Something else I like to do to build tightness in the back and leg drive during deadlifts is to do zercher squats from pins using my deadlift stance.
I set the pins up so that my hips are just a little below where they would be when deadlifting. I push my hips about as far back as I would when DLing so my knees start at about mid way over my foot.
It doesn’ t work the hams as hard as Zerchers GM’s, but the quads work hard to break the weight from the pins and back even harder to keep the weight from getting loose since you are sitting back a bit.
I actuallly had no issues doing this with seated zercher good mornings. Even worked up to 430lbs for a single that way. I used an axle though, which might have helped.
I did some today.
I can definitely feel how it would benefit. Didn’t go super heavy, and some elbow sleeves would be nice.
Overall, I like em. There is a short video over in my training log.
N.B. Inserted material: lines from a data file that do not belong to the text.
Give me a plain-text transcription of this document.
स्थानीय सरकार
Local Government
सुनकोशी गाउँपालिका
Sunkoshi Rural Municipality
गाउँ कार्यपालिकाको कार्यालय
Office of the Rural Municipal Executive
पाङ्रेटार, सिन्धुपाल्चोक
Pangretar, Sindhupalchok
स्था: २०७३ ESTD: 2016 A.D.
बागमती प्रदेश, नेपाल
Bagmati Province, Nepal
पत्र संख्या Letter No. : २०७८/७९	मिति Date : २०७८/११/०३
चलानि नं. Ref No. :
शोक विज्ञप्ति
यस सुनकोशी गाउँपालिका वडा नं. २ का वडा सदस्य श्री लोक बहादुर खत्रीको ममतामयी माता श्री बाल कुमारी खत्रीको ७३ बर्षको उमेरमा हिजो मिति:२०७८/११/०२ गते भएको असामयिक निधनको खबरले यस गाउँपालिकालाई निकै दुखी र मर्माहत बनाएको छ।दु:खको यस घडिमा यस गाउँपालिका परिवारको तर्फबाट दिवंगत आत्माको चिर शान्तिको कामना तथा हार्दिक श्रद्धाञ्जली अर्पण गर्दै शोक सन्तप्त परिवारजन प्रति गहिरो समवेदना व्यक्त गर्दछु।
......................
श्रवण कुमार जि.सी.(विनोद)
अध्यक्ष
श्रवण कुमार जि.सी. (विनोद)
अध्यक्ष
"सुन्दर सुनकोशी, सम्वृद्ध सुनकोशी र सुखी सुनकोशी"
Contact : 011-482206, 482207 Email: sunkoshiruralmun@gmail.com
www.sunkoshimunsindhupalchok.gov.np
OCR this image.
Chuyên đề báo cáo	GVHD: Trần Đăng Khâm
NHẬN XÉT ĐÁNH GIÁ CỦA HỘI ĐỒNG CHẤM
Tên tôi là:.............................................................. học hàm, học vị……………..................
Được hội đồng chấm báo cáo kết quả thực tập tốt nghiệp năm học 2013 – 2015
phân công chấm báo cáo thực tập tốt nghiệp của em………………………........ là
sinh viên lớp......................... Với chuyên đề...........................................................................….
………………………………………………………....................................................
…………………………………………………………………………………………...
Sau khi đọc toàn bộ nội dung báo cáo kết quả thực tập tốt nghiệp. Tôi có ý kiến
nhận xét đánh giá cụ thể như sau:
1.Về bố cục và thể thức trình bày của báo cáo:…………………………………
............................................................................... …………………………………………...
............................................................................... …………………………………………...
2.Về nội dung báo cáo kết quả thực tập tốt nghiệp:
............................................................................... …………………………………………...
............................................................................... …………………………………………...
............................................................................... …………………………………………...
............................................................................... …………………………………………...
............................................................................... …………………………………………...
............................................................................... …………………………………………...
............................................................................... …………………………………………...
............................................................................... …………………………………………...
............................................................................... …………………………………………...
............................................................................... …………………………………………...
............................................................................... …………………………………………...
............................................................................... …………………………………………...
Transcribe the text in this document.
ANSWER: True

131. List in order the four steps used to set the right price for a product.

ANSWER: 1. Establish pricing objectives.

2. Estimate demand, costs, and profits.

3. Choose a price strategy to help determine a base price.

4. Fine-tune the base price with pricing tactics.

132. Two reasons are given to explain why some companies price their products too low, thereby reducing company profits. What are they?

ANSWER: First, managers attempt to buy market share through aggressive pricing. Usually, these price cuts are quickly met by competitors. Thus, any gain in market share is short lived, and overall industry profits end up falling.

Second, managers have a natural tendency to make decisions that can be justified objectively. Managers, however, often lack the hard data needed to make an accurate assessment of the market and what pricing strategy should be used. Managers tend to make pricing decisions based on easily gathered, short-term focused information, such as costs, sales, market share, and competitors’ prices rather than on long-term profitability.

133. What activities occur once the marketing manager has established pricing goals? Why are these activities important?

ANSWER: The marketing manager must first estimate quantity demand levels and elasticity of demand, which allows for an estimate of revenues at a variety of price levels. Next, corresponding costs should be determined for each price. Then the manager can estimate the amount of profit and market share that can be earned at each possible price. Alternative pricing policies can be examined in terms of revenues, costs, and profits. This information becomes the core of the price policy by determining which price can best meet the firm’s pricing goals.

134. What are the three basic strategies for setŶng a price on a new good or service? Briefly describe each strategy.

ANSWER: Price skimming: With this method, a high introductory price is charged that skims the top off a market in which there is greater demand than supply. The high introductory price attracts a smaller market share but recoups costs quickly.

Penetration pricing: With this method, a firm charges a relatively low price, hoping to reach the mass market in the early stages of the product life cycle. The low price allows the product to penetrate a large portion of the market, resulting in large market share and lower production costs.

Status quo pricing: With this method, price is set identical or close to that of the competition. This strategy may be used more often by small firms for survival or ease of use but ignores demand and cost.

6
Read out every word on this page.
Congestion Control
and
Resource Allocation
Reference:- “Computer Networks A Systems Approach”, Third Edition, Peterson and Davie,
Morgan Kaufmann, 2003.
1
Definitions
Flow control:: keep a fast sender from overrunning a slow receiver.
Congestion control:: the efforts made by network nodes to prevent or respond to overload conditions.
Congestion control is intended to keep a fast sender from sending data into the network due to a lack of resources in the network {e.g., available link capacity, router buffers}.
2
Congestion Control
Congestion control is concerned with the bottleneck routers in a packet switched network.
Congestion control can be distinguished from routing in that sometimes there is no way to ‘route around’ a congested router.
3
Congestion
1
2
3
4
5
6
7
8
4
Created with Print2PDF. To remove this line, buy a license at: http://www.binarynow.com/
I love using Zercher Squats but I would not use at ME. It will do more harm then good. I would look to stick to the 5-8 range keep weight between 60-70% with perfect vertical form for the spine. I think you will see more of a benefit and less chance of a injury.
Watched your zercher squat video, they look good. They way you do them is a little like using a sandbag. Higher reps. Eventually you may want to go heavier. I would still recommend the sandbag , it allows the load to be lot lower while making the exercise more difficult. I would not bother with the elbow wraps , you may lose stability. I clasp m y hands they way you were too.
Absolutely keep it in the arsenal. It can do wonders for a leg day that you do not want to have spinal compression. With good form and weight selection it will have great benefits.
I found zerchers to be like front squats in the regard that the discomfort goes away with practice. A couple tips that will help is to keep the lats super tight so you can pull the weight against your body and also to really flex my arms hard. My biceps get a small pump after doing these because I squeeze my biceps so hard.